We were on the outskirts of Appleton. My heroic adventuring party and I had accepted the quest to go find the Epic Burrito after we had saved the town from the Guacamole Raiders. We had geared up after a good night's rest, Appleton sure knows how to party, I'll let you know. Anyway, we trudged along in the early morning light. The air was crisp and refreshing and was great weather for traveling.
It wasn't long before we encountered Sangrias and Margaritas on the road. They were traveling merchants in the area and knew the latest rumors a group of adventurers could benefit from. After some small talk and sharing of rumors, we went on our way. Supposedly the Epic Burrito was to the North, so North we went. Hunger set in not long after and we started to think we should find a place to eat. We all were craving fusion cuisine and searched for a place that served such a meal. We would have eaten on the go, but we had not the required ingredients to properly make a meal in our packs. As luck would have it, we spotted a small building nestled in the woods with a sign that simply said "food." We hoped that they served culinary fusion in any capacity. We were pleasantly surprised to find that they did indeed serve what we craved.

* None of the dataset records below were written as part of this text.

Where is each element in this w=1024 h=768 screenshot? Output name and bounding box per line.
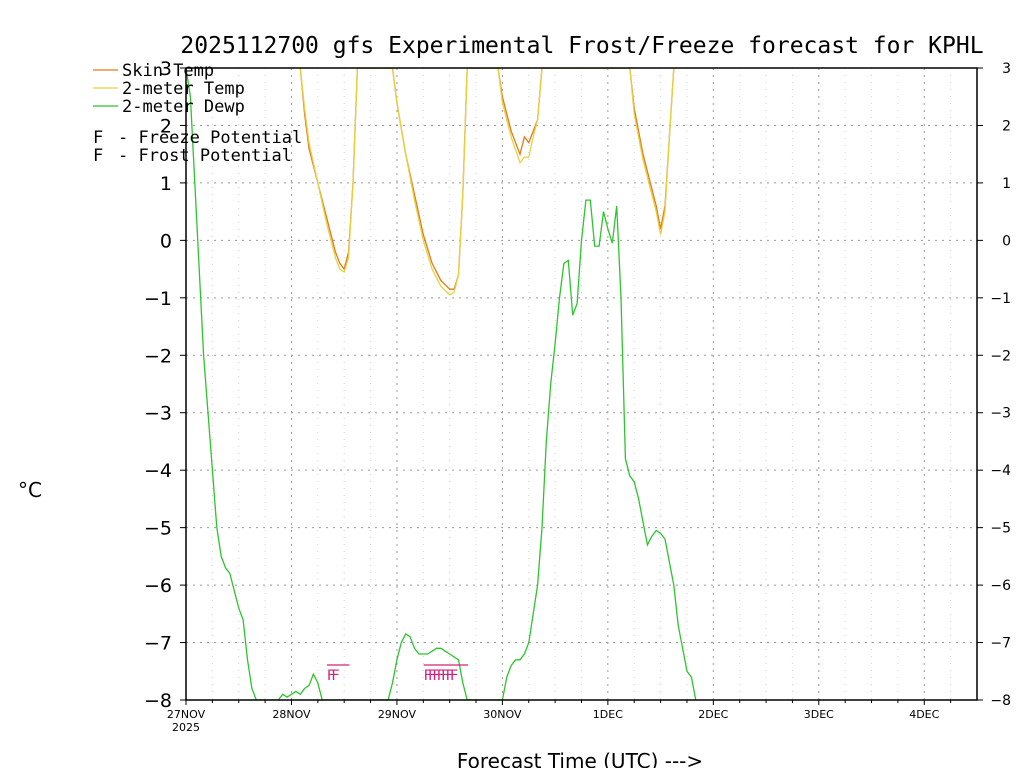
grid-lines [186, 68, 977, 700]
y-tick-label-left: −8 [144, 690, 172, 712]
y-tick-label-right: −6 [990, 578, 1011, 594]
freeze-marker: F [445, 668, 453, 684]
y-tick-label-right: −3 [990, 406, 1011, 422]
x-tick-label: 4DEC [909, 708, 939, 721]
y-tick-label-right: −7 [990, 636, 1011, 652]
x-tick-label: 2DEC [698, 708, 728, 721]
x-tick-sublabel: 2025 [172, 721, 200, 734]
freeze-marker: F [450, 668, 458, 684]
series-2-meter-temp [299, 68, 675, 296]
series-2-meter-dewp [186, 68, 697, 700]
series-group [186, 68, 697, 700]
y-tick-label-right: −2 [990, 348, 1011, 364]
y-axis-ticks: 3 3 2 2 1 1 0 0 −1 −1 −2 −2 −3 −3 −4 −4 −5 −5 −6 −6 −7 −7 −8 −8 [144, 58, 1011, 712]
y-tick-label-right: −4 [990, 463, 1011, 479]
x-axis-label: Forecast Time (UTC) ---> [457, 749, 703, 768]
y-tick-label-right: −1 [990, 291, 1011, 307]
y-tick-label-left: −7 [144, 633, 172, 655]
x-tick-label: 3DEC [804, 708, 834, 721]
x-tick-label: 30NOV [483, 708, 522, 721]
freeze-marker: F [428, 668, 436, 684]
freeze-marker: F [327, 668, 335, 684]
y-tick-label-right: −8 [990, 693, 1011, 709]
y-tick-label-left: 1 [160, 173, 172, 195]
freeze-marker: F [331, 668, 339, 684]
y-tick-label-left: −4 [144, 460, 172, 482]
legend-label: 2-meter Temp [122, 79, 245, 99]
y-tick-label-left: −2 [144, 345, 172, 367]
y-tick-label-right: 2 [1002, 118, 1011, 134]
x-tick-label: 29NOV [378, 708, 417, 721]
y-tick-label-left: 3 [160, 58, 172, 80]
y-tick-label-left: 0 [160, 230, 172, 252]
y-tick-label-right: 1 [1002, 176, 1011, 192]
legend-freeze-label: - Freeze Potential [118, 128, 302, 148]
x-tick-label: 27NOV [167, 708, 206, 721]
y-tick-label-left: 2 [160, 115, 172, 137]
y-tick-label-right: 0 [1002, 233, 1011, 249]
freeze-marker: F [437, 668, 445, 684]
legend-frost-label: - Frost Potential [118, 146, 292, 166]
freeze-marker: F [423, 668, 431, 684]
legend-freeze-symbol: F [93, 128, 103, 148]
legend-label: 2-meter Dewp [122, 97, 245, 117]
freeze-marker: F [432, 668, 440, 684]
y-tick-label-left: −5 [144, 518, 172, 540]
legend-frost-symbol: F [93, 146, 103, 166]
y-axis-label: °C [18, 478, 42, 502]
chart-title: 2025112700 gfs Experimental Frost/Freeze… [180, 33, 983, 59]
x-tick-label: 28NOV [272, 708, 311, 721]
legend-label: Skin Temp [122, 61, 214, 81]
y-tick-label-left: −1 [144, 288, 172, 310]
y-tick-label-left: −3 [144, 403, 172, 425]
y-tick-label-left: −6 [144, 575, 172, 597]
freeze-marker: F [441, 668, 449, 684]
y-tick-label-right: −5 [990, 521, 1011, 537]
y-tick-label-right: 3 [1002, 61, 1011, 77]
x-tick-label: 1DEC [593, 708, 623, 721]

We were seated by a member of the staff and offered water. We declined the water but rather ordered a pitcher of sangria, as it was still early in the day after all. As we sipped our drinks, one of my group members pointed out that there was a menu item named "Epic Burrito." We thought it a strange coincidence that they served exactly what we quested for. We demanded that we be given the Epic Burrito or at the very least, its location. We were declined and told that it would cost us.
We sorted our money and counted it. We had enough to order exactly one of the burritos. We didn't know if this is what the Governor of Appleton had wanted and thought it would be a shame if we were to order it and be out the coin. After some terse discussion, we came to an agreement as a party and made the order. We waited and waited. Then our order came out encased in something called a "to go box." We paid and left in high hopes of success.
We traveled back to the Governor's manor hefting the Epic Burrito in our packs. It was heavy enough that we had to take turns. We were led through the foyer and to the Governor's study. We presented him with the Epic Burrito hesitantly just in case we had erred. The Governor was ecstatic when we pulled the burrito from our pack. He thanked us hurriedly and sat down to eat. We were ushered out without reward. The dude had just wanted lunch on someone else's coin. Boo!